Forming Alliances: A Complex Equation

Investors view an ANC-DA alliance as the most market-friendly, but ANC officials have rejected this option, seeing the DA as a party of white privilege and a long-term vote loser. Instead, the ANC aims to dilute the DA’s influence in any coalition by including smaller parties.

“If Ramaphosa just went into a coalition with the DA … that would be suicide for the party’s unity,” said Nicole Beardsworth, University of Witwatersrand research fellow. The ANC, a broad church comprising neoliberals and left-wing factions like the Communist Party and the Congress of South African Trade Unions, must balance demands from its left wing by bringing in smaller, more radical parties.
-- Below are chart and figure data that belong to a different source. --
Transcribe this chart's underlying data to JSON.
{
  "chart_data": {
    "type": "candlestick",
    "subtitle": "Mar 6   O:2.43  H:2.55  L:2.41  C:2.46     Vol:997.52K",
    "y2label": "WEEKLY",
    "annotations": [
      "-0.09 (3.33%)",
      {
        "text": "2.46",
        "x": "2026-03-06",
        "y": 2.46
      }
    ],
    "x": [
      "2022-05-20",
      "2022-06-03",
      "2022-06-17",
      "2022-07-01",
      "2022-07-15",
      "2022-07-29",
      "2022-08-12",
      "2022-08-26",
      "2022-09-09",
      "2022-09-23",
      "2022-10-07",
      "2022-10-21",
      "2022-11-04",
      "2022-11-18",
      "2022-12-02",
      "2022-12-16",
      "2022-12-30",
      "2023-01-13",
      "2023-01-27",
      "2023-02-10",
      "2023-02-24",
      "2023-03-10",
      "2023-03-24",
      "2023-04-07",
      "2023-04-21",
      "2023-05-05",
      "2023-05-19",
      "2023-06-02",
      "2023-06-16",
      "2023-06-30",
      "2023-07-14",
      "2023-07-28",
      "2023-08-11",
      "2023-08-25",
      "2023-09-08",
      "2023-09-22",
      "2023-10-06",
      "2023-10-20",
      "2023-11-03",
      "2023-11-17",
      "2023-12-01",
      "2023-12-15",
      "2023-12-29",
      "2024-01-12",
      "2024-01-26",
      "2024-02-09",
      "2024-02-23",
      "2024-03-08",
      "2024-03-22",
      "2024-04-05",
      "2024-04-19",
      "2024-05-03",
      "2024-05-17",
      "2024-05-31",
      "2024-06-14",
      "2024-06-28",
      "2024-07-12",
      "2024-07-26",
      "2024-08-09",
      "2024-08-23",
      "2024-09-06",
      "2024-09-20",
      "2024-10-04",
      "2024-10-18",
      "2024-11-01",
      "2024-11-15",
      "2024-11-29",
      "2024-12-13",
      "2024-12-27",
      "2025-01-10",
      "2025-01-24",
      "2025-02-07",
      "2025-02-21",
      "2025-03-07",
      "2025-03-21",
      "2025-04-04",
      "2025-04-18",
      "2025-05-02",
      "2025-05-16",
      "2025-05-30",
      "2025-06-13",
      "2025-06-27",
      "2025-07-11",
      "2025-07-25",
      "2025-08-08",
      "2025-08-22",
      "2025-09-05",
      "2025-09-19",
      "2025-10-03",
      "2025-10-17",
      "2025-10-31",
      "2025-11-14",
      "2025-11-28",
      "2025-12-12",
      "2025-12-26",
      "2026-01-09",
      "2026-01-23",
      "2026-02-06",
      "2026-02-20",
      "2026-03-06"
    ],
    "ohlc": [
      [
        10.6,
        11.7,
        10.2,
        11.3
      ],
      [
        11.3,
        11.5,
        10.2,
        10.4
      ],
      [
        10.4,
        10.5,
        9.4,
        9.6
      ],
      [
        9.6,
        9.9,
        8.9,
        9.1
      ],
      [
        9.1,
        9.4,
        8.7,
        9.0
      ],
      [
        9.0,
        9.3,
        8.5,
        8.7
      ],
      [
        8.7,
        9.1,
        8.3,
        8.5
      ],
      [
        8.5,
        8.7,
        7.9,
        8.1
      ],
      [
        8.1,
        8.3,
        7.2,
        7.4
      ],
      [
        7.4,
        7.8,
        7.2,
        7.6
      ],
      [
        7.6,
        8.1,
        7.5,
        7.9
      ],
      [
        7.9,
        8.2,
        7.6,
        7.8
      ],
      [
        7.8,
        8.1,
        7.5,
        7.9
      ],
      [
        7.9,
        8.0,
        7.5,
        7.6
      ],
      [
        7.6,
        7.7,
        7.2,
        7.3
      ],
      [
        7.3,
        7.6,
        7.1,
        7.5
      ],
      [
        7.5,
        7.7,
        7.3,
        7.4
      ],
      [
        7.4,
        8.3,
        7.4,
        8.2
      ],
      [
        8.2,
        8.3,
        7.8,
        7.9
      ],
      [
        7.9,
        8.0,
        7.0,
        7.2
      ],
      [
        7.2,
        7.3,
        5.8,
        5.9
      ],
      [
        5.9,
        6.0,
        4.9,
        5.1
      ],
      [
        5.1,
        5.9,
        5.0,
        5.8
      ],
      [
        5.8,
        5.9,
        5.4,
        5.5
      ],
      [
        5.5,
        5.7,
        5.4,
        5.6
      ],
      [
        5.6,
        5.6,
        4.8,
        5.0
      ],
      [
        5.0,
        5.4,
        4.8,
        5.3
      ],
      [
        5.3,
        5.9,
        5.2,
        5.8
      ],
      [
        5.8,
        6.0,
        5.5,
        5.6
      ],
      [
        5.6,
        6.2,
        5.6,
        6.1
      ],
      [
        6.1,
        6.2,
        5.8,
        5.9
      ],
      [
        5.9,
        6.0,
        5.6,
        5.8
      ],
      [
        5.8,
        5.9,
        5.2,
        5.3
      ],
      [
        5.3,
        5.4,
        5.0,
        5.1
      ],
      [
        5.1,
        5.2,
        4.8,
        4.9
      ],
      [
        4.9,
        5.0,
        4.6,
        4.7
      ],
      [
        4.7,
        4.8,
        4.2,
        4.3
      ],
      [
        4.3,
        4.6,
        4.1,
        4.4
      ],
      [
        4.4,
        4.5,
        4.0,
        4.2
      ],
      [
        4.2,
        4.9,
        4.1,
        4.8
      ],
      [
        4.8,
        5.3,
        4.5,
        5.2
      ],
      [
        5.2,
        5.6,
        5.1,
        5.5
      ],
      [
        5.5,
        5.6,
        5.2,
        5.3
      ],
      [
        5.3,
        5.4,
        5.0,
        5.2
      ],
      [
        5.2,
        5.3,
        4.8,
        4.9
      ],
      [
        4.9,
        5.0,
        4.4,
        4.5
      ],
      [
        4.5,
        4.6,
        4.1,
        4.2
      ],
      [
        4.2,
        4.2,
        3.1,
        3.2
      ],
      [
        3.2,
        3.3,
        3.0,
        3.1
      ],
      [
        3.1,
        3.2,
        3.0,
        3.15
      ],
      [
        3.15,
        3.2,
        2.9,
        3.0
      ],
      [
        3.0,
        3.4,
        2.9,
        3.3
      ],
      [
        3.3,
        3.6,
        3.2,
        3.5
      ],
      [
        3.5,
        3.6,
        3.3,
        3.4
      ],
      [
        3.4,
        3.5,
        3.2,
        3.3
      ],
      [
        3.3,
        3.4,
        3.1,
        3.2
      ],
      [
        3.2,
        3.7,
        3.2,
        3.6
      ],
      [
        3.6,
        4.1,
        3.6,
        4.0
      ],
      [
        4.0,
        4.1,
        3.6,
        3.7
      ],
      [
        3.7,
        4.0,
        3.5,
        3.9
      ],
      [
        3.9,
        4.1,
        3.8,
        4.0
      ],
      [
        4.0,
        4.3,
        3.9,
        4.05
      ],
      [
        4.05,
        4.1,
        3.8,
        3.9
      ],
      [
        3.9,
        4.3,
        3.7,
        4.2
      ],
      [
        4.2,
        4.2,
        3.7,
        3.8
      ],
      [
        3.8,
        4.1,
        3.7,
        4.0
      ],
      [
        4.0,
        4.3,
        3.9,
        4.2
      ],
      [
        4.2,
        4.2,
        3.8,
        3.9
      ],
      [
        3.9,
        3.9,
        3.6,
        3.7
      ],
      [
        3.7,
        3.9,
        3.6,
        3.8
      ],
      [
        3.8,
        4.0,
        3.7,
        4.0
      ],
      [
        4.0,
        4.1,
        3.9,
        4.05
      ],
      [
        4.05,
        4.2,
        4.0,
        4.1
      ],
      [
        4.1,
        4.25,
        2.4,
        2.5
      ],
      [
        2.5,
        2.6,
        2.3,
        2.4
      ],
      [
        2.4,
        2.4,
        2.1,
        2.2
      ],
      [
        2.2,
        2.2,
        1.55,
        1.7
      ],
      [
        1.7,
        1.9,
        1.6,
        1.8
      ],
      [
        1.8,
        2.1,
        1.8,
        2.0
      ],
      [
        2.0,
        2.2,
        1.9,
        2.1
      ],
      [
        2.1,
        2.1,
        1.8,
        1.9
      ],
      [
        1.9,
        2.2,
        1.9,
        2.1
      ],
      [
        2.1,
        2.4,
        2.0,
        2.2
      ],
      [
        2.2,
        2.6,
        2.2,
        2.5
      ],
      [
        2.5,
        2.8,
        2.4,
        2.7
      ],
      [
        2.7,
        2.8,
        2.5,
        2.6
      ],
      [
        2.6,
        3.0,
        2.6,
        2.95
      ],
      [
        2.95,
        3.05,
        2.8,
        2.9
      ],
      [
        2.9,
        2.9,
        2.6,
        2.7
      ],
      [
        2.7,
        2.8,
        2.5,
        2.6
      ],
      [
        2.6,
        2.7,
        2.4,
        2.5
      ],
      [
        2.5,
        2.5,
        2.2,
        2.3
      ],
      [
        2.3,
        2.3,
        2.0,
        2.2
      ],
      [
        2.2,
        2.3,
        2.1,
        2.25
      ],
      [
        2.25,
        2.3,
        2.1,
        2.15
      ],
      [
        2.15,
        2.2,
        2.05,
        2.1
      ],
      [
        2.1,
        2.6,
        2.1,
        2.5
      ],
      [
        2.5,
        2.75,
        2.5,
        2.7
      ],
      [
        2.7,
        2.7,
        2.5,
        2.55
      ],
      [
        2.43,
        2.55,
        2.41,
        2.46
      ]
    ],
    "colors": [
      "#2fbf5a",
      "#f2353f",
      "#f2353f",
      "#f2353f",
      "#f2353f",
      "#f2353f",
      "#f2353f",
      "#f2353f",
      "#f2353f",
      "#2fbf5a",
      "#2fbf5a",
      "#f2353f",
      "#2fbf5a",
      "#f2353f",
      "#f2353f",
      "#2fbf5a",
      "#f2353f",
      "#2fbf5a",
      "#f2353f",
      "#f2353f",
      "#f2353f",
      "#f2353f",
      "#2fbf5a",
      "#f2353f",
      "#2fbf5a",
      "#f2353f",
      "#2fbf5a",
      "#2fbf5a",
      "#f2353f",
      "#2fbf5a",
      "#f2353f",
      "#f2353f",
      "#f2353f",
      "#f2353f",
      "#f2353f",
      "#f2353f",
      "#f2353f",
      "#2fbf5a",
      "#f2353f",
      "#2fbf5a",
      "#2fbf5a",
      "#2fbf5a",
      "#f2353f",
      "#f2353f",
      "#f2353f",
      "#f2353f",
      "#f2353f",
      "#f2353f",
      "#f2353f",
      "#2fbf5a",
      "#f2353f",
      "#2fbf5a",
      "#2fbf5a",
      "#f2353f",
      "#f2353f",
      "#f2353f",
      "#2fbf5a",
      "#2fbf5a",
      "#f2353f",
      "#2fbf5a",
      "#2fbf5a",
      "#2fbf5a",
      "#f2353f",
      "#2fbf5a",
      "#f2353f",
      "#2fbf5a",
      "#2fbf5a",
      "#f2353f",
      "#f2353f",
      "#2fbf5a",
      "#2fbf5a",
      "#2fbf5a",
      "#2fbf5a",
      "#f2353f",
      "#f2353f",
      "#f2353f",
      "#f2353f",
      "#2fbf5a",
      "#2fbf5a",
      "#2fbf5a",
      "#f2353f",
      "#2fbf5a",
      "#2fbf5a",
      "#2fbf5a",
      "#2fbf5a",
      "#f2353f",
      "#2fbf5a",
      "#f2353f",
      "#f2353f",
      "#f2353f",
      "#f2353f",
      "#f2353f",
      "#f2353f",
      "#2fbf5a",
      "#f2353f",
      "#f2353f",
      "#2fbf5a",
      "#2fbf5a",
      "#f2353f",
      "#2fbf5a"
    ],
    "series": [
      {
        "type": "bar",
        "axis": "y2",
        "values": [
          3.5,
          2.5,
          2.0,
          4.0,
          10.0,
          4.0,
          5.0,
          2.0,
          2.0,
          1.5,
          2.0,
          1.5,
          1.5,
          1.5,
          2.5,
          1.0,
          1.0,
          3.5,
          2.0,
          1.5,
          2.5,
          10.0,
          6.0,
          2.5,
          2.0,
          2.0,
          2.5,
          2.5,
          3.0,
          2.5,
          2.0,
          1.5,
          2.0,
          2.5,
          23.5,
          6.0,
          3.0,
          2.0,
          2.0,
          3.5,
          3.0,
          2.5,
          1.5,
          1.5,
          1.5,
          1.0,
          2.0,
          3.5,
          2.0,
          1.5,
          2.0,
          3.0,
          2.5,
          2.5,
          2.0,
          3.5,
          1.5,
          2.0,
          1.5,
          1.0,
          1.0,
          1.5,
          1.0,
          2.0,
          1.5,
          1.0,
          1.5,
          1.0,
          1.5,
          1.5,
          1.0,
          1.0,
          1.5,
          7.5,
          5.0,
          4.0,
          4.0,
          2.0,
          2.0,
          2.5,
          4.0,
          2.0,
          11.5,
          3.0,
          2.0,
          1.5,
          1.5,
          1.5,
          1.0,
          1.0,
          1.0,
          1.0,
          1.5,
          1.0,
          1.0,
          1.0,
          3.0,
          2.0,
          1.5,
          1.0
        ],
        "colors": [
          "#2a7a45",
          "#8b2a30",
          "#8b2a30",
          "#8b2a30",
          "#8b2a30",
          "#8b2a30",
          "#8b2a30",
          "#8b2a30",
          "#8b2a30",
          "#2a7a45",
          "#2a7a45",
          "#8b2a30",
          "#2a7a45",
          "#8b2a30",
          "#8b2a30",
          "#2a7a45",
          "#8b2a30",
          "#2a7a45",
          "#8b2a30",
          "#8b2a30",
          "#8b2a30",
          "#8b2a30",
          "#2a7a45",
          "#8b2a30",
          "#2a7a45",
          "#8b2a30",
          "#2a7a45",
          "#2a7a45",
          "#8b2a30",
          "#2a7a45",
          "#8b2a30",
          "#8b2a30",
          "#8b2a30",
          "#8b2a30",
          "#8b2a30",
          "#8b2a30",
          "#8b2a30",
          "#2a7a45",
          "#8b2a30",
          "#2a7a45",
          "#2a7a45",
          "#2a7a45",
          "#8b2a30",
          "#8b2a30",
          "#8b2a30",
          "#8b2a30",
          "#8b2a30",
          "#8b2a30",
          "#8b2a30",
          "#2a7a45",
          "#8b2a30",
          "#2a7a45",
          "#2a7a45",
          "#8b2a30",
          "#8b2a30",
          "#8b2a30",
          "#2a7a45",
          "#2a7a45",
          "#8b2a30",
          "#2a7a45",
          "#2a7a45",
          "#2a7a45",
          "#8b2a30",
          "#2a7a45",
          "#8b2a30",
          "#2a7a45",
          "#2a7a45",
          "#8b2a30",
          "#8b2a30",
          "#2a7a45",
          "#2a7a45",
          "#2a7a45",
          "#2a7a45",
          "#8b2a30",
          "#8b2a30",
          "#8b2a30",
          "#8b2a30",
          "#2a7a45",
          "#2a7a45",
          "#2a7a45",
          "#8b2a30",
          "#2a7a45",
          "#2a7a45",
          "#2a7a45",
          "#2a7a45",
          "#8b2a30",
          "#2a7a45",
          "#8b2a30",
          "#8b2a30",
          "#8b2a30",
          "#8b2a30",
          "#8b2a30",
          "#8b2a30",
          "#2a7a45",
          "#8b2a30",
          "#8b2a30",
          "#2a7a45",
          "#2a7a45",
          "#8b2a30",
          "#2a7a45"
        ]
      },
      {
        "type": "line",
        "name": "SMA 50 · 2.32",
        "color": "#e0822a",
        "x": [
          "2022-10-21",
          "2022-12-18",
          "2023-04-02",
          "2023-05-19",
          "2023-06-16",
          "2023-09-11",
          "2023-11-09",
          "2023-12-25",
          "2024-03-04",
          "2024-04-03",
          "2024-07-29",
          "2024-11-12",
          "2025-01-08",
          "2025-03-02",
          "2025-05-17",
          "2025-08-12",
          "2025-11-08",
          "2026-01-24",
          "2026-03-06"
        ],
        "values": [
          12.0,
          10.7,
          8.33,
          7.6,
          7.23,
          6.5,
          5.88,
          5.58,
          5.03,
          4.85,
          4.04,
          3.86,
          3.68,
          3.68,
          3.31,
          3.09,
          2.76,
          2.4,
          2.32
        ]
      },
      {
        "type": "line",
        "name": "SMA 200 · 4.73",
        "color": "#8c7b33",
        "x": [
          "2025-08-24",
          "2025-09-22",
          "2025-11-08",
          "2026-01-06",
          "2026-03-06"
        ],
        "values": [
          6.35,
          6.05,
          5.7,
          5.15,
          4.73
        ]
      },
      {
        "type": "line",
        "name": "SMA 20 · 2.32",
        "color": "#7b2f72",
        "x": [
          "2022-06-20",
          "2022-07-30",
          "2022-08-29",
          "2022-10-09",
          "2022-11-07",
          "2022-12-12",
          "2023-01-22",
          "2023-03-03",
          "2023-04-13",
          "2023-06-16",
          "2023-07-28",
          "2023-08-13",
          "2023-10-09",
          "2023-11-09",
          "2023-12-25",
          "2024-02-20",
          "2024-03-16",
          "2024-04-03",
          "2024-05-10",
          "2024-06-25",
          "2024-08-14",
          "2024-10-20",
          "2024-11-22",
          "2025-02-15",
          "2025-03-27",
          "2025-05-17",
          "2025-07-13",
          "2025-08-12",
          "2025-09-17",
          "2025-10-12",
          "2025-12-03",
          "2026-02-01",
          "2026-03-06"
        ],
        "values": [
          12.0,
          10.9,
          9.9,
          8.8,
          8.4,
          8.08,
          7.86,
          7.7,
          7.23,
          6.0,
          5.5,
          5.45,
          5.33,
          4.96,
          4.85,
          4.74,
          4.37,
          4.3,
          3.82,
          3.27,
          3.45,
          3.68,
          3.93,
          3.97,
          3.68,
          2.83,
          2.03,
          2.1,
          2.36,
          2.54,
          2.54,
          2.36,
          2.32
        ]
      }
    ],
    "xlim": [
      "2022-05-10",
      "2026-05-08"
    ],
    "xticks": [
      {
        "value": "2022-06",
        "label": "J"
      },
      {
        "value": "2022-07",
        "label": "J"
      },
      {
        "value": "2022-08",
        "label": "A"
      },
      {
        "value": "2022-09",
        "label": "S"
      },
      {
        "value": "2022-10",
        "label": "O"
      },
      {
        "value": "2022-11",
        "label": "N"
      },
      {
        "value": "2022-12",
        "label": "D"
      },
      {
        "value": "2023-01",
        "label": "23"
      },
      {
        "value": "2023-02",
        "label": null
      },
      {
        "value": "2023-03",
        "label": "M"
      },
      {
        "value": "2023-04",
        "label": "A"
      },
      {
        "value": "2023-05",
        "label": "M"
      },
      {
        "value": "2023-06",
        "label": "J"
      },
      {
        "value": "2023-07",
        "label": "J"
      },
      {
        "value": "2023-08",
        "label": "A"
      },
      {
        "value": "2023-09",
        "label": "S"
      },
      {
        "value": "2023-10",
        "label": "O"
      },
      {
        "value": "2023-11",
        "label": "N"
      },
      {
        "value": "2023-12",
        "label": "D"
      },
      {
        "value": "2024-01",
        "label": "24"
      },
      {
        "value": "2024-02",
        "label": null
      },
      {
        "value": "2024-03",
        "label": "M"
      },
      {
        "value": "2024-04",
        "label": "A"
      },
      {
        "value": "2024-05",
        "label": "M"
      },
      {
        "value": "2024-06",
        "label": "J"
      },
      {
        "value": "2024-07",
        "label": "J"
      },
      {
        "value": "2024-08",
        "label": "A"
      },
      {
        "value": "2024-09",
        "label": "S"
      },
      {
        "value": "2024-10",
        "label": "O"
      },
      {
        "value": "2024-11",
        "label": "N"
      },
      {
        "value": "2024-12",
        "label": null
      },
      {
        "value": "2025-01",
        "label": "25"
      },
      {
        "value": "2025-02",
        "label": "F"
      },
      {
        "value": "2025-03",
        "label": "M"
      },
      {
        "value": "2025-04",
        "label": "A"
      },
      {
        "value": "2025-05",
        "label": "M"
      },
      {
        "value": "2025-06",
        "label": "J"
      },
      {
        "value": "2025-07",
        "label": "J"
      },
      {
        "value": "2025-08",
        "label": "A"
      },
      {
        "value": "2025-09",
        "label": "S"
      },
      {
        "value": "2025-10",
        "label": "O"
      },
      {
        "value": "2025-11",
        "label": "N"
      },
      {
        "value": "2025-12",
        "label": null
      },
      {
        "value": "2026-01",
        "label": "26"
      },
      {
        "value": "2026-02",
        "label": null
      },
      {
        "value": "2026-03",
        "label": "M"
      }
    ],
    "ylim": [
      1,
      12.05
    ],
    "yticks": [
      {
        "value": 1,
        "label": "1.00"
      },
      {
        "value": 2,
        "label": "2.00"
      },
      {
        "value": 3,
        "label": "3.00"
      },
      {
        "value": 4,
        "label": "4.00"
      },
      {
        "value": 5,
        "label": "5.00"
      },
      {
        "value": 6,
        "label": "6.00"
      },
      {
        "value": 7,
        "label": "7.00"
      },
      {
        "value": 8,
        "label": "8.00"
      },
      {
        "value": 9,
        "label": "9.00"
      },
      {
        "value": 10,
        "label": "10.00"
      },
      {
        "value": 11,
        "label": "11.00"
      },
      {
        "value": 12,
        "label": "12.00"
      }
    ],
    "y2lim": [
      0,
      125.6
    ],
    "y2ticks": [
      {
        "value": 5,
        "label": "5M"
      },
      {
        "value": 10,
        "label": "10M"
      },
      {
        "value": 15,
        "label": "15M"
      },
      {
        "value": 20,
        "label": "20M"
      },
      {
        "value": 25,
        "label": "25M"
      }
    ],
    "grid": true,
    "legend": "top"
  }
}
The Path Ahead: Cohesive Policy-Making Challenges

Finding consensus to create a functioning government that can revitalize South Africa’s flagging economy is fraught with challenges. The ANC and EFF support expropriating white-owned land, a policy opposed by the DA. The DA wants to scrap Black empowerment policies, a move unacceptable to the ANC. The EFF and MK party seek to overhaul the constitution for different reasons, while the DA refuses to work with either MK or EFF. Moreover, Zuma’s party demands Ramaphosa’s resignation, a condition he firmly rejects.

Conclusion

The task of forming a unity government in South Africa involves navigating a minefield of conflicting goals and entrenched positions. How well the ANC manages to reconcile these differences will determine the stability and effectiveness of the government, impacting the nation’s future trajectory and the realization of Mandela’s vision of a unified, peaceful “rainbow nation.”